Jackson explained that each of the channels behind her were footage of two different residencies that she has gone to since she finished her bachelor’s degree at the Milwaukee Institute of Art & Design in 2014. Both channels — one from Scheifling, Austria in 2016 and the other from Wexford, Ireland in 2019 — explore concepts of caretaking, movement and identity. She spent much of her time getting to know herself by using her experience as the subject of much of her filming. The result is a montage that mirrors itself through images of doing laundry, raking hay into piles and moving through spaces that are unfamiliar. She commented that these everyday tasks of women made her think more deeply about her place in the world and who came ahead of her to allow her that space. It also gave her the opportunity to be director, editor and performer in her own pieces. The soundtrack of musicians in residency with her became the guideline for the editing that she would do.
A different body of Jackson’s work was also shown in the slightly smaller Hoffmaster Gallery. It contains a collection of portraits that were taken in various places from her residencies and in the area around her home. She went more in depth here about the theme of her works, “To Find the Stillness in Movement.” Her use of object labels next to her photographs highlighted the movement aspect of her works, as they described where the people are from as well as where the pictures were taken. Jackson explained that she is really drawn to this idea of movement. One way she emphasized it is that the pictures were moved here to be displayed. To push that even further, the pictures were presented in frames that look like beehive screens, which means they can be once again packed away and moved. This thread of movement wove its way through all of her work in the Lawrence galleries, even down to the fact that the tube televisions showing videos of landscape were displayed in wheelbarrows they had been brought in on.
Moving into the Leech Gallery, the work of Helen Hyde was highlighted, as well as work from Bertha Lum, Lillian May Miller, Hiroshi Yoshida, Ito Shinsui, Hasui Kawase, Utagawa Hiroshige and Ishikawa Toyomasa. This exhibit, “Helen Hyde and the Japanese Print Tradition,” was an exploration of the Japanese style of woodblock printing.
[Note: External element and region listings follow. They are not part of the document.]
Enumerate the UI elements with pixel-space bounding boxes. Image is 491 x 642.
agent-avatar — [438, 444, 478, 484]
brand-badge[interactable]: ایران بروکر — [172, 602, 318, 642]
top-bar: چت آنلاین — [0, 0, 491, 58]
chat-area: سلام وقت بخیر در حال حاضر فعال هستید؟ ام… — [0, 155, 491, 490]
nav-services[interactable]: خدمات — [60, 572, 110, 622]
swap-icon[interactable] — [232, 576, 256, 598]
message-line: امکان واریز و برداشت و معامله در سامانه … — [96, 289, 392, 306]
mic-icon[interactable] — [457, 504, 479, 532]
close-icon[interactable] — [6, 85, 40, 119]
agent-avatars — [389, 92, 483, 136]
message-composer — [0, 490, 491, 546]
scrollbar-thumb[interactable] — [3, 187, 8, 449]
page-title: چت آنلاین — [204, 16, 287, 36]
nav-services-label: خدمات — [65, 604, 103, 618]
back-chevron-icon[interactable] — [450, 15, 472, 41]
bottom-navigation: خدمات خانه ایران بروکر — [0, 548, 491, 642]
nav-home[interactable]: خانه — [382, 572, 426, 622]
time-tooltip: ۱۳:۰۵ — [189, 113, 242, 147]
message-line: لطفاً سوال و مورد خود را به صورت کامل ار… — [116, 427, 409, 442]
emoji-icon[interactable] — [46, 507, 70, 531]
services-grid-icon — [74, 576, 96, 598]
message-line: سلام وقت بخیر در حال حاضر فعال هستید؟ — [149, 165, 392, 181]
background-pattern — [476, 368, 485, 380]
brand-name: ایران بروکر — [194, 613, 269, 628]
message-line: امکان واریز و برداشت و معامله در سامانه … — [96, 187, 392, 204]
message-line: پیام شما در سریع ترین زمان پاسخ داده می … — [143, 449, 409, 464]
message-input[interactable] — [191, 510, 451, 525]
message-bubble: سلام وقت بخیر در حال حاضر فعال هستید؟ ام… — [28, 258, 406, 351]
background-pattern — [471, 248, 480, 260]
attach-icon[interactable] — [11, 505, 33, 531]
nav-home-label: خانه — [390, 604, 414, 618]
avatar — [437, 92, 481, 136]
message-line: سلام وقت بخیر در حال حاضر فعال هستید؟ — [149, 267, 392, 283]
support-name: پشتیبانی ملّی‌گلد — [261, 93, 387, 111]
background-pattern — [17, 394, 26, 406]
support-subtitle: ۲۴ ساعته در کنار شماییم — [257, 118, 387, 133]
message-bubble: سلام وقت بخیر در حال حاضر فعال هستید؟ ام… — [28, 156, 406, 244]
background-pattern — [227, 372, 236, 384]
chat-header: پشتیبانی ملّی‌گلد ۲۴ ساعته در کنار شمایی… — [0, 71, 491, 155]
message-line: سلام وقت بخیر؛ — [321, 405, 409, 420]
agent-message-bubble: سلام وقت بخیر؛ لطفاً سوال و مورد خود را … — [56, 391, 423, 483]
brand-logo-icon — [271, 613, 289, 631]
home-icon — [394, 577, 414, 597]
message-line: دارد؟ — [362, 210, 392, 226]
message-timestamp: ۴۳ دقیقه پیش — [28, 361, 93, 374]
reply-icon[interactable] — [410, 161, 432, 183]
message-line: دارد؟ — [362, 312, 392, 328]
On the labels were details to look for within the paintings that are distinct to the style, giving viewers an opportunity to compare them to the techniques they are familiar with. The use of technique varied slightly from one to the next, but overall this exhibit was a collection representing the female American artists that have more recently taken up this process of printmaking as well as the Japanese artists that have influenced them from the past.
The Wriston Center Art Galleries are open to the public, and these exhibits will be available to explore throughout the rest of Winter Term.